The first time they met Mr. Pants, they happened upon me spraying him in the face with a spray bottle as he laughed maniacally. I imagine they thought that was weird. The second time was in the "garden" when the dude strolled over to the pet cemetary and replaced the ears on the deer that Mr. Pants had, uncharacteristically, left on the ground. See Mr. Pants doesn't leave things undone and you bet your ass he watched that guy mess with his plans for those ears. Mr. Pants looked to Daddy for answers. His face full of confusion. Why in the heck was this dude messing with his patterns? Who the heck did he think he was? So Mr. Pants sauntered over side-eyed with his left arm extended out and placed the ears back to the ground and then picked them back up and replaced them on the deers head. That was HIS job. That was the order of things. Silly silly neighbor.
There are times I feel bad for the neighbors.
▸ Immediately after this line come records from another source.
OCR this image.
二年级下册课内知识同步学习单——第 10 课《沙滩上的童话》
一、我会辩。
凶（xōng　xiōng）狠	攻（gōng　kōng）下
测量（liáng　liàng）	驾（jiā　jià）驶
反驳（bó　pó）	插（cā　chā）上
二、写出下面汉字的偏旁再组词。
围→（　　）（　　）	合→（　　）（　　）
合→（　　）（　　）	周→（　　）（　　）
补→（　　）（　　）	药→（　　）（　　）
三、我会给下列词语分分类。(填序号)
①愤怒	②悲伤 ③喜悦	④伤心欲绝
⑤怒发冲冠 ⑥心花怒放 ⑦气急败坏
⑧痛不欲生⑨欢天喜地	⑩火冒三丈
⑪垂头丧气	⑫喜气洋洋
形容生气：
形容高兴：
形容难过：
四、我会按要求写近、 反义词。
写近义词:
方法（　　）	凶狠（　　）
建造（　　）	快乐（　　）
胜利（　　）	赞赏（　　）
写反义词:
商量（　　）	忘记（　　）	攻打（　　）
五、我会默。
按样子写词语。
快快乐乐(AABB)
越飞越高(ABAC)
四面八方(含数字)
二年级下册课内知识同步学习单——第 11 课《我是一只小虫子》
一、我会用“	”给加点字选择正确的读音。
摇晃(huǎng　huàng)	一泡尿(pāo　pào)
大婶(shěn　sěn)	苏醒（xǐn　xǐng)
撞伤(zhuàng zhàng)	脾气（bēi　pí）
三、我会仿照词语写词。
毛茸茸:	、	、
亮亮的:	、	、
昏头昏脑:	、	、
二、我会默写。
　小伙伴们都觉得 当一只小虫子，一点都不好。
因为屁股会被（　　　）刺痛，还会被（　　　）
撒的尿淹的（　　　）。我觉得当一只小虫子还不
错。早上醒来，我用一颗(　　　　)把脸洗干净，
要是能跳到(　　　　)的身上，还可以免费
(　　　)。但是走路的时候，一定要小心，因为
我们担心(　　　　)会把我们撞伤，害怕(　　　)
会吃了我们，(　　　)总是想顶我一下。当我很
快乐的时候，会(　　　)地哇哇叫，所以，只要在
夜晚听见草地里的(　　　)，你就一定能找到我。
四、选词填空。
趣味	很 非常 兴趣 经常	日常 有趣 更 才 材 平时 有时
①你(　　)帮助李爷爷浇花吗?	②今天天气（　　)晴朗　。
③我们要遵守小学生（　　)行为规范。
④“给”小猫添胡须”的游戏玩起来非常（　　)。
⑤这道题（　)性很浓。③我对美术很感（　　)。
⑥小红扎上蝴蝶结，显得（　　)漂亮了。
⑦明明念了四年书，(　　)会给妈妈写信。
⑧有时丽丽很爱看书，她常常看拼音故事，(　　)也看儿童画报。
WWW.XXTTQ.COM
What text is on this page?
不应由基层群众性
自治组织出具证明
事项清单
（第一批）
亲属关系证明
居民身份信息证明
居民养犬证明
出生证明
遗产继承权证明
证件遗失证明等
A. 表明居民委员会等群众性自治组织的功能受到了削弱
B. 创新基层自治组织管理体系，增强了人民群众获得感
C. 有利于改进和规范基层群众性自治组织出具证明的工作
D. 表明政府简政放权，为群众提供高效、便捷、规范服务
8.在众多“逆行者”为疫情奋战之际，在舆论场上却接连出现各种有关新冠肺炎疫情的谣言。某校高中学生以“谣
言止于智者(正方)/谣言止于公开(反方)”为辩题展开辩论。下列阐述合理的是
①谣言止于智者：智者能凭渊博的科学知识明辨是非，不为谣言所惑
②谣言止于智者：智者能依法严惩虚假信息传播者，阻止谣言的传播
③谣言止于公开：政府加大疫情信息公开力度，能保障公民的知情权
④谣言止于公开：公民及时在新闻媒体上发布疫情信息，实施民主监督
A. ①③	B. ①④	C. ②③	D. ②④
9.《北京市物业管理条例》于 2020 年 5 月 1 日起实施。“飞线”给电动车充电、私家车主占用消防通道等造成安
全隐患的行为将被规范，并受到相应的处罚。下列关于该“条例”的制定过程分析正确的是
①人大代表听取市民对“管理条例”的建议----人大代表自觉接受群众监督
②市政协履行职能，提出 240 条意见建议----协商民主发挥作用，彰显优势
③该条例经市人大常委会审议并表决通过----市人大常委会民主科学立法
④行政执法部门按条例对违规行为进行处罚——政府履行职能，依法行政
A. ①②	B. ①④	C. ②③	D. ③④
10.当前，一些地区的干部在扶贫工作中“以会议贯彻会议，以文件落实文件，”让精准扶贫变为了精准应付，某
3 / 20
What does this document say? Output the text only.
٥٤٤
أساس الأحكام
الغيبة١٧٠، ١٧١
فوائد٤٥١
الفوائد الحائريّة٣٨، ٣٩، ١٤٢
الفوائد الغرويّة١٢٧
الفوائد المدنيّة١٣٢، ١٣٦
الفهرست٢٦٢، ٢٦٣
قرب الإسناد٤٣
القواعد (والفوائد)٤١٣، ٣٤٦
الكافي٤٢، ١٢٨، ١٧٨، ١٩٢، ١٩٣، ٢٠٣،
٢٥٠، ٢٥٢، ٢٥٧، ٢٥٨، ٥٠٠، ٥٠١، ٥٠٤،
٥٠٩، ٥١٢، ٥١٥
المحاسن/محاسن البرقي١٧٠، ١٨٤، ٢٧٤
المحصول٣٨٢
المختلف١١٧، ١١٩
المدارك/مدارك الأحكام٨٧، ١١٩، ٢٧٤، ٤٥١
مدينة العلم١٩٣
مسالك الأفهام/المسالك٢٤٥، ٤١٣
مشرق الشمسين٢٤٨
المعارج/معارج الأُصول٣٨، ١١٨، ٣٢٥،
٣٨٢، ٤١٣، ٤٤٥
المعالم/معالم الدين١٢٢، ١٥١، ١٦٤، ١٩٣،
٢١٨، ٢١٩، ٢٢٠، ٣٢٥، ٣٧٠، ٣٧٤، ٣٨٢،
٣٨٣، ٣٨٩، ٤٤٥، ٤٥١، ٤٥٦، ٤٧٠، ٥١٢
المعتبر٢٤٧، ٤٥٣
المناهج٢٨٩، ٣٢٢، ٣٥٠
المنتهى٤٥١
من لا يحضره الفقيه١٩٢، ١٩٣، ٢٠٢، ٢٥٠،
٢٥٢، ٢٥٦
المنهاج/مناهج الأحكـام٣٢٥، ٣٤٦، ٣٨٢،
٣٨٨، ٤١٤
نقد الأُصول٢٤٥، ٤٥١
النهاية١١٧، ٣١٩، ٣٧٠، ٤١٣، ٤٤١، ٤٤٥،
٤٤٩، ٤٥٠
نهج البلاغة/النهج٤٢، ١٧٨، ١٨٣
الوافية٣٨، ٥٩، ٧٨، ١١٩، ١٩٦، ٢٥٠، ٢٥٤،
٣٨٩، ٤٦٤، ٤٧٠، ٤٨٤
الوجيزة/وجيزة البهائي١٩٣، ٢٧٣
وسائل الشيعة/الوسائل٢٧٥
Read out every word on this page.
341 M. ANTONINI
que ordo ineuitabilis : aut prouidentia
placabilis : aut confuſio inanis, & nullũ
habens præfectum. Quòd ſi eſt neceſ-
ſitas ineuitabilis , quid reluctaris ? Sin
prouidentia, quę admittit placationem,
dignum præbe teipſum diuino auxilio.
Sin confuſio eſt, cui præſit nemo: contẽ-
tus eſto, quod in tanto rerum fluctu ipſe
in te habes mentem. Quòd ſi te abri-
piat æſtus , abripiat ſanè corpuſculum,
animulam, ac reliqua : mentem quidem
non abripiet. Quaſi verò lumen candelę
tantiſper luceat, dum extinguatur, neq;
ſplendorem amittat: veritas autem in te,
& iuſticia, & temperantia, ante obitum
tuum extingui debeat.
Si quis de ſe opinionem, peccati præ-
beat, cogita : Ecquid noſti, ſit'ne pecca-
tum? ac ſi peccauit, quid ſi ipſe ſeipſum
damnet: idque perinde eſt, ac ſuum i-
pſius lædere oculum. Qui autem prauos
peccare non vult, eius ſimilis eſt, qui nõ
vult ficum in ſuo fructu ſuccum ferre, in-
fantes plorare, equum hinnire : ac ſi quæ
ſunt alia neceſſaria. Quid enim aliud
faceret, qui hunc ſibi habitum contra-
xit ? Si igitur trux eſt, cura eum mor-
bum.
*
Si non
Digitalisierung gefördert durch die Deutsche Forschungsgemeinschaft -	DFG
The other day as Mr. Pants emotionally played his harmonica next to the open living room window, it occured to me. They can probably hear that in their cottage. But see, if I stop his flow of musical genius (at least it is to me), they will also be able to hear the avalanche of crazy that would inevitably follow such a slight. I mean, I KNOW they've heard the thunder come down and like me, I'm a positive they do not like it. It will vibrate an ear drum. Mr. Pants has game when it comes to losing it. And it's too damn hot to close the windows anyway. So I'm doing them a favor by allowing him to play. Plus I totally didn't mind it when they blared Freeway of Love the other day. Not one bit. I even sang along. So as he played his mouth harp with majesty, stopping only to wail some incoherant lyrics to his original tune, I listened. His pride in his song filling him up. His need to be loud, satisfied. The vibrations on his lips, calming. Then he hopped down off the chair he'd been perched on and sauntered over to the microwave to give it some open and close action. I watched as he opened and closed the microwave door about 100 times. No need to stop him because eh, it's old and it just doesn't matter. Plus it's the toaster oven that needs protecting. I figure that since the toaster oven is off limits, the microwave can handle it. Once all of this is done, he is ready for a nap. He lets me know by getting his cotton pillow case and heading toward his bed. No tears, no resistance. He climbs up into bed and I kiss him on the head, brush his bangs to the side and say "Goodnight Mr. Pants. I love you". He responds with "ogda ogda" and we are golden.